Compared BIOS settings of various commonly failing machines (rc10, 16, 20) to some of the rc41+ machines to little effect. Nothing too interesting, though there do seem to be a number of cmos checksum errors logged for the ones that fail. This isn't consistent across failing nodes, nor have I looked widely enough to see if they don't occur in good machines. Otherwise settings are pretty close across machines. A few are set to IDE, rather than AHCI, but that doesn't appear to explain anything (some ide nodes failed a lot, but then so have many AHCI ones).

Nov 11th:

Histrogram of failures as of Nov 11th:

rc01: **
rc02: **
rc03: ****
rc04: *****
rc05: ***
rc06: **
rc07: ***
rc08: ****
rc09: 
rc10: *********
rc11: *****
rc12: ***
rc13: ***
rc14: *
rc15: 
rc16: *********
rc17: 
rc18: ****
rc19: ****
rc20: ********
rc21: **
rc22: 
rc23: 
rc24: *
rc25: *
rc26: *
rc27: 
rc28: 
rc29: 
rc30: 
rc31: 
rc32: 
rc33: ***
rc34: 
rc35: *
rc36: ***
rc37: 
rc38: *
rc39: 
rc40:

There were 53 failures on even nodes, 31 on odd nodes.

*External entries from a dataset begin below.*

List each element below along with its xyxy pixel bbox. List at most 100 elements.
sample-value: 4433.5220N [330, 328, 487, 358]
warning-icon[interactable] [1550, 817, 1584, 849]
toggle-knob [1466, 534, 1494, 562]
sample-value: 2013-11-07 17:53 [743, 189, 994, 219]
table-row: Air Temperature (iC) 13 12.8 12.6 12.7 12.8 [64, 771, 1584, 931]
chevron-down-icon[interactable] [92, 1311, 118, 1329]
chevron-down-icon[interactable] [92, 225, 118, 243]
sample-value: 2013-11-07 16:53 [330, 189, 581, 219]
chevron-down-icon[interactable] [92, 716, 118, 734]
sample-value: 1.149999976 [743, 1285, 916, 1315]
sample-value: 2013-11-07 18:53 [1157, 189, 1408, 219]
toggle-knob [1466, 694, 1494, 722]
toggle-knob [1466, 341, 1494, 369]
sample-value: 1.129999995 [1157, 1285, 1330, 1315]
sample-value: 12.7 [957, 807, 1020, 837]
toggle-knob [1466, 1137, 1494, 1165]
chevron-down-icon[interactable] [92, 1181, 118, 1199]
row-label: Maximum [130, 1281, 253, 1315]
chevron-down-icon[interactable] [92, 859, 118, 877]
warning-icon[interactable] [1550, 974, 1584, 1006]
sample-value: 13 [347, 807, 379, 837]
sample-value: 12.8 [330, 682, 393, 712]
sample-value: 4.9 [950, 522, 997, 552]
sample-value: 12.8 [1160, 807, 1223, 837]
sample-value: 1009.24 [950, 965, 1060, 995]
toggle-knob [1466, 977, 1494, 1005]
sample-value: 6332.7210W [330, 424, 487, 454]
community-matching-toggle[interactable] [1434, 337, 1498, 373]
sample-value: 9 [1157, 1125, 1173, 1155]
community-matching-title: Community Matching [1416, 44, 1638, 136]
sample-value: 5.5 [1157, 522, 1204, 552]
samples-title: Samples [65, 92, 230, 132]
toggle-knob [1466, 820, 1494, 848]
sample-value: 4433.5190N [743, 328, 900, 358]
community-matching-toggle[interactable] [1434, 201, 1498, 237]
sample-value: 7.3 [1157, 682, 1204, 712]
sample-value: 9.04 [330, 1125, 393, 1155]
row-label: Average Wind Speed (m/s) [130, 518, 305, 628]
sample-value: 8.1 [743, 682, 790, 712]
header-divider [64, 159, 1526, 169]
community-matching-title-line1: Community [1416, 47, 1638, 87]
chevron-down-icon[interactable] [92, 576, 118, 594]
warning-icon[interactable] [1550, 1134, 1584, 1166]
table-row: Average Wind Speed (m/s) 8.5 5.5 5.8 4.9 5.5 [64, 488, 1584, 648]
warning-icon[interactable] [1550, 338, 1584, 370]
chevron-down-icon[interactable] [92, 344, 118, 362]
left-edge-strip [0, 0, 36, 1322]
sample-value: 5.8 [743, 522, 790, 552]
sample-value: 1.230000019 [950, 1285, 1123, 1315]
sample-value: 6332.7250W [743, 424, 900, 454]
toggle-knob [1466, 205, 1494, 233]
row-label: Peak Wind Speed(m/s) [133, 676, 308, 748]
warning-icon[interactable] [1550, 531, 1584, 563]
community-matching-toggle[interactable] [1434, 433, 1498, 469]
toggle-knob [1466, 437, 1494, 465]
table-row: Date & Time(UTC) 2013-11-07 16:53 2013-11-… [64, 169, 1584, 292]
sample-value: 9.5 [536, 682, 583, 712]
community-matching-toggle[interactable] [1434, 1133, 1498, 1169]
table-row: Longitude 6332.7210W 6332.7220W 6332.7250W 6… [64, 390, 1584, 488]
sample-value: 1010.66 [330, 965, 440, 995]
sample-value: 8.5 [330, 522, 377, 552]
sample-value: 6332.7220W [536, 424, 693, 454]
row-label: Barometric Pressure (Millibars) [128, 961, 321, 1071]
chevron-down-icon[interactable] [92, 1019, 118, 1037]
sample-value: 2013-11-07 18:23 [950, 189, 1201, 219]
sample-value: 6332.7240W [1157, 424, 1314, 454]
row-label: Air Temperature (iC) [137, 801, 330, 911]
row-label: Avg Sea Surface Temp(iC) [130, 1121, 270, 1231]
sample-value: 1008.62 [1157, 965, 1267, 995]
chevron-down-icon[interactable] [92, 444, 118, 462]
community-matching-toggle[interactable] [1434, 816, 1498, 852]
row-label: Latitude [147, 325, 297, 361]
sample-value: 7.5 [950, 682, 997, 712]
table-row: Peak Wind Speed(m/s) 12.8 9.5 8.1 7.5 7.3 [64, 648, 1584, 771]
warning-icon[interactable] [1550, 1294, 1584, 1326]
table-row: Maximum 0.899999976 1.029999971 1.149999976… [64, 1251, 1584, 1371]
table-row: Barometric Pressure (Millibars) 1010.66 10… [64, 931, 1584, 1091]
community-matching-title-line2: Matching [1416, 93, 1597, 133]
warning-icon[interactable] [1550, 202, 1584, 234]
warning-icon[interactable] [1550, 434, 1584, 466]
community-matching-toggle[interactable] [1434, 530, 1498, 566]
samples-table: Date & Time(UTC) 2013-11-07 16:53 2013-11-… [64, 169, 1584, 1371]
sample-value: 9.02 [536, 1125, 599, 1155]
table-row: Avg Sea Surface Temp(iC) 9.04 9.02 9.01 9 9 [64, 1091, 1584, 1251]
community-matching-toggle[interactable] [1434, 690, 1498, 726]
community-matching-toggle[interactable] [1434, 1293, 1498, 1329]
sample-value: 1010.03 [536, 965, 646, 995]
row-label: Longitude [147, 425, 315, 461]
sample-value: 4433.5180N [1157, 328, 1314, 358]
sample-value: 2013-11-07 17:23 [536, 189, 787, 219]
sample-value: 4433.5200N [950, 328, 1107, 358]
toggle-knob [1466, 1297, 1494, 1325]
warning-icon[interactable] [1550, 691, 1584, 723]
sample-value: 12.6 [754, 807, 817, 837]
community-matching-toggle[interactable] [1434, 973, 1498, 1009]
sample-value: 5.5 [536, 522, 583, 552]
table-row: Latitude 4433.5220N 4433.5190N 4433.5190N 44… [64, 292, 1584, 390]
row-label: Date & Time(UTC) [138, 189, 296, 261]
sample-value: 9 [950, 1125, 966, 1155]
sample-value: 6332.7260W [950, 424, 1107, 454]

"System Temp" as reported by ipmi (rc01 first, rc40 last):

System Temp | 29 degrees C | ok
System Temp | 28 degrees C | ok
System Temp | 27 degrees C | ok
System Temp | 28 degrees C | ok
System Temp | 27 degrees C | ok
System Temp | 28 degrees C | ok
System Temp | 28 degrees C | ok
System Temp | 27 degrees C | ok
System Temp | 28 degrees C | ok
System Temp | 28 degrees C | ok
System Temp | 27 degrees C | ok
System Temp | 28 degrees C | ok
System Temp | 27 degrees C | ok
System Temp | 27 degrees C | ok
System Temp | 26 degrees C | ok
System Temp | 27 degrees C | ok
System Temp | 26 degrees C | ok
System Temp | 26 degrees C | ok
System Temp | 25 degrees C | ok
System Temp | 25 degrees C | ok
System Temp | 25 degrees C | ok
System Temp | 26 degrees C | ok
System Temp | 22 degrees C | ok
System Temp | 25 degrees C | ok
System Temp | 22 degrees C | ok
System Temp | 24 degrees C | ok
System Temp | 23 degrees C | ok
System Temp | 24 degrees C | ok
System Temp | 23 degrees C | ok
System Temp | 23 degrees C | ok
System Temp | 22 degrees C | ok
System Temp | 23 degrees C | ok
System Temp | 21 degrees C | ok
System Temp | 23 degrees C | ok
System Temp | 20 degrees C | ok
System Temp | 23 degrees C | ok
System Temp | 20 degrees C | ok
System Temp | 21 degrees C | ok
System Temp | 20 degrees C | ok

Nov 7th: Trying to see if OFED stack is causing the problem by removing it on rc01-rc20. Why the lower 20 are overrepresented compared to the upper 20 I don't know.